You are given five networks in Pajek format.

+ Java class dependency network ([java.net](http://lovro.fri.uni-lj.si/ina/nets/java.net))
+ *nec* overlay map of the Internet ([nec.net](http://lovro.fri.uni-lj.si/ina/nets/nec.net))
+ Sample of Facebook social network ([facebook.net](http://lovro.fri.uni-lj.si/ina/nets/facebook.net))
+ Enron e-mail communication network ([enron.net](http://lovro.fri.uni-lj.si/ina/nets/enron.net))
+ A small part of Google web graph ([www_google.net](http://lovro.fri.uni-lj.si/ina/nets/www_google.net))



1. **(code)** Represent the networks with simple undirected graphs and reduce them to their largest connected component.



In [None]:
from tqdm import tqdm
import networkx as nx
import utils


NET_NAMES = "cdn_java nec facebook enron www_google".split()

def LCC(G: nx.Graph) -> nx.Graph:
    lcc = max(nx.connected_components(G), key=len)
    return nx.convert_node_labels_to_integers(G.subgraph(lcc))

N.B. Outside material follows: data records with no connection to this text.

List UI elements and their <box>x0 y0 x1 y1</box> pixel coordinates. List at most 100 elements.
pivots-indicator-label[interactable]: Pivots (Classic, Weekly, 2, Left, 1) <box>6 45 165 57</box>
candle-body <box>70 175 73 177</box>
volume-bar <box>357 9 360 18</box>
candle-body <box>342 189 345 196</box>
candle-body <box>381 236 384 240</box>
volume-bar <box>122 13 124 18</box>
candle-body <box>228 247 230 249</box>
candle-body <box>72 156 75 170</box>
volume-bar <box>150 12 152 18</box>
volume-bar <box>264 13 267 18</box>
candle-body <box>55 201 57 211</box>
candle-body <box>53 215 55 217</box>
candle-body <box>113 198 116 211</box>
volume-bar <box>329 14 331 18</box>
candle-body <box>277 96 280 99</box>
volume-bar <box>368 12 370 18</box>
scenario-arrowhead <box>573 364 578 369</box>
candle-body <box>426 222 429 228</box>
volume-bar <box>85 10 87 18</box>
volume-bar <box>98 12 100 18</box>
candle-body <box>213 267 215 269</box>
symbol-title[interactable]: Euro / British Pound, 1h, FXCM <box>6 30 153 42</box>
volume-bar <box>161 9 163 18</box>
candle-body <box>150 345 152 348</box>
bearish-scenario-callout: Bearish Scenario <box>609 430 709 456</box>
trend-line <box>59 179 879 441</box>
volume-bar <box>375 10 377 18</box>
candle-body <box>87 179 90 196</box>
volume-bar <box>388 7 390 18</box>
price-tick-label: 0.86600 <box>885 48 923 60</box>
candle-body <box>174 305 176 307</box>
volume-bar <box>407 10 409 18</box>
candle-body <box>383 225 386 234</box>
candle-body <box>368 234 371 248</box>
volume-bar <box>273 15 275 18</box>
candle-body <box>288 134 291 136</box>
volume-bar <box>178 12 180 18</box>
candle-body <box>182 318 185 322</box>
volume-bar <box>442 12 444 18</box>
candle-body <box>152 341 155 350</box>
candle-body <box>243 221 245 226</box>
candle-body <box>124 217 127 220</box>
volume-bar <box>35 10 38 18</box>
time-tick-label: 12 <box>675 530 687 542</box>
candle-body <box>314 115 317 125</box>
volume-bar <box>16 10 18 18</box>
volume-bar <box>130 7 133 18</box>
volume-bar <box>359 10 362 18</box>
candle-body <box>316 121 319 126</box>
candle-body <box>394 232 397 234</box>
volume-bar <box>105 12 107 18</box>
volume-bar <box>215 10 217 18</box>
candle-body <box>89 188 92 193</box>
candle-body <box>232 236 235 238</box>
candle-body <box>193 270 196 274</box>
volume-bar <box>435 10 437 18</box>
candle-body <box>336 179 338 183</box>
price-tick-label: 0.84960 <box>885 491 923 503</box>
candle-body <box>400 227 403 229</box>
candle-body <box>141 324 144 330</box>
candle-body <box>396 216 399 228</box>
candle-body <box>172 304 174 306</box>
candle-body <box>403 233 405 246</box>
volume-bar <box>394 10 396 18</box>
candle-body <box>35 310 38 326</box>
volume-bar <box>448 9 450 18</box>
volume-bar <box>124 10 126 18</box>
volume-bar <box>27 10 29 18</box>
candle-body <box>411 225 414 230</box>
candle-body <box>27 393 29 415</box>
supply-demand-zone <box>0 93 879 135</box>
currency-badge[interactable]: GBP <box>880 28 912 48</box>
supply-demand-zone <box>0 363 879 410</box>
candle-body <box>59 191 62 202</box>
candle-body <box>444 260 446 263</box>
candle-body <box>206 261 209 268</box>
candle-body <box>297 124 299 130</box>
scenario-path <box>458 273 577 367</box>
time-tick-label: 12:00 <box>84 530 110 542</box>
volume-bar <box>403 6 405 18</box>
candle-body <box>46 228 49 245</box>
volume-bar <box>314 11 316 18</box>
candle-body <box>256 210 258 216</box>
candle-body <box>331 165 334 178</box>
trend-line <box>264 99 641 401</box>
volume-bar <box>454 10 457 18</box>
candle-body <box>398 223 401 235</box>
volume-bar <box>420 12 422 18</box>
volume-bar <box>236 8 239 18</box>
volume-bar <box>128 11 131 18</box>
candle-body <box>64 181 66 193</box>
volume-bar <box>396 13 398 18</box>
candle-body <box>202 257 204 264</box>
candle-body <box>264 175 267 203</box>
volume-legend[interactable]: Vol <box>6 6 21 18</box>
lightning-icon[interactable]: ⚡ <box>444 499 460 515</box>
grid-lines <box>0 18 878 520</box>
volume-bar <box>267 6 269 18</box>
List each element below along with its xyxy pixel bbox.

graphs = {name: LCC(nx.Graph(utils.read_pajek(name)))
          for name in tqdm(NET_NAMES, desc="reading networks")}

reading networks: 100%|██████████| 5/5 [01:25<00:00, 17.12s/it]


2. **(code)** Implement a random-walk sampling and apply it to the networks until you sample 15% of the nodes (with repetitions). Let $s$ be the number of sampled nodes and $k_1,\dots,k_s$ their degree sequence. Estimate the average degree of the network $\langle k\rangle$ using a biased average $$\frac{\sum_ik_i}{s}$$ and also the corrected estimate $$\frac{s}{\sum_ik_i^{-1}}.$$



In [None]:
import random
from typing import Tuple

def sample_degree_avg(G: nx.Graph, node_percent=15) -> Tuple[float, float]:
    """returns tuple (biased avg., corrected avg.)"""
    assert 0 <= node_percent <= 100

    # random sampling optimization
    # (so we don't need to convert neighborhood generator to list every time)
    adj_list = [list(G[i]) for i in G.nodes]

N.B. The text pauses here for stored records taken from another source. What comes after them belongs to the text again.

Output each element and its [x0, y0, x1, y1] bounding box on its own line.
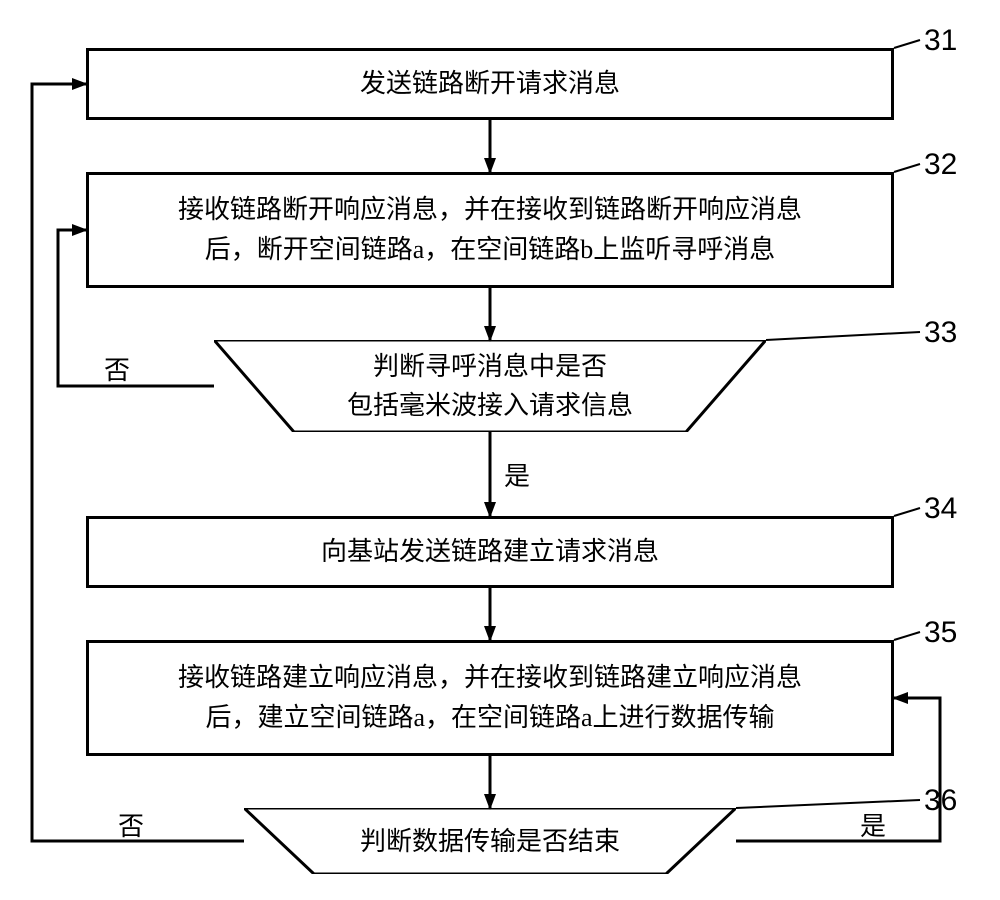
node-33-text: 判断寻呼消息中是否 包括毫米波接入请求信息	[347, 347, 633, 425]
node-35: 接收链路建立响应消息，并在接收到链路建立响应消息 后，建立空间链路a，在空间链路…	[86, 640, 894, 756]
node-32: 接收链路断开响应消息，并在接收到链路断开响应消息 后，断开空间链路a，在空间链路…	[86, 172, 894, 288]
node-32-text: 接收链路断开响应消息，并在接收到链路断开响应消息 后，断开空间链路a，在空间链路…	[178, 190, 802, 271]
connectors	[0, 0, 1000, 900]
step-label-35: 35	[924, 616, 957, 650]
step-label-31: 31	[924, 24, 957, 58]
step-label-32: 32	[924, 148, 957, 182]
node-36-text: 判断数据传输是否结束	[360, 822, 620, 861]
node-33: 判断寻呼消息中是否 包括毫米波接入请求信息	[214, 340, 766, 432]
node-36: 判断数据传输是否结束	[244, 808, 736, 874]
step-label-33: 33	[924, 316, 957, 350]
flowchart-canvas: 31 32 33 34 35 36 发送链路断开请求消息 接收链路断开响应消息，…	[0, 0, 1000, 900]
edge-label-33-no: 否	[104, 350, 130, 387]
step-label-36: 36	[924, 784, 957, 818]
edge-label-36-yes: 是	[860, 806, 886, 843]
node-31-text: 发送链路断开请求消息	[360, 64, 620, 104]
node-34-text: 向基站发送链路建立请求消息	[321, 532, 659, 572]
node-34: 向基站发送链路建立请求消息	[86, 516, 894, 588]
edge-label-36-no: 否	[118, 806, 144, 843]
edge-label-33-yes: 是	[504, 456, 530, 493]
node-31: 发送链路断开请求消息	[86, 48, 894, 120]
step-label-34: 34	[924, 492, 957, 526]
node-35-text: 接收链路建立响应消息，并在接收到链路建立响应消息 后，建立空间链路a，在空间链路…	[178, 658, 802, 739]
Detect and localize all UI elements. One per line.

    s = round(len(G) * node_percent / 100)

    walker = random.randint(0, len(G) - 1)
    visited = {walker}
    degree_sum = G.degree(walker)
    reciprocal_degree_sum = 1 / G.degree(walker)

    while len(visited) < s:
        walker = random.choice(adj_list[walker])
        degree_sum += G.degree(walker)
        reciprocal_degree_sum += 1 / G.degree(walker)
        visited.add(walker)

    return (degree_sum/s, s/reciprocal_degree_sum)


# TODO: for better results get the 15% from *several* runs
#       (eg. run from 5 starting points until you have disjoint 3% samples)

for name, G in graphs.items():
    biased, corrected = sample_degree_avg(G)
    print(f"{name:<15}{biased:.3f}\t\t{corrected:.3f}")

| net   | $\langle k\rangle$   | biased  | corrected | k<sub>max</sub> |
|-------|---------|---------|------|-----------------|
| java  | 12.3    | 521.2   | 11.8 | 2166            |
| nec   | 9.42    | 1243.1  | 9.1  | 13346           |
| fb    | 25.77   | 89.6    | 28.1 | 1098            |
| enron | 7.05    | 169.0   | 7.7  | 1728            |
| www   | 10.03   | 165.9   | 9.6  | 6332            |


3. **(discuss)** Compare both estimates to the true average degree $\langle k\rangle$.

Random walks are biased toward high degree nodes, so they are much more likely to appear in a sample.
That's why the biased $\langle k\rangle$ estimate is much too high, especially for networks with very large hubs.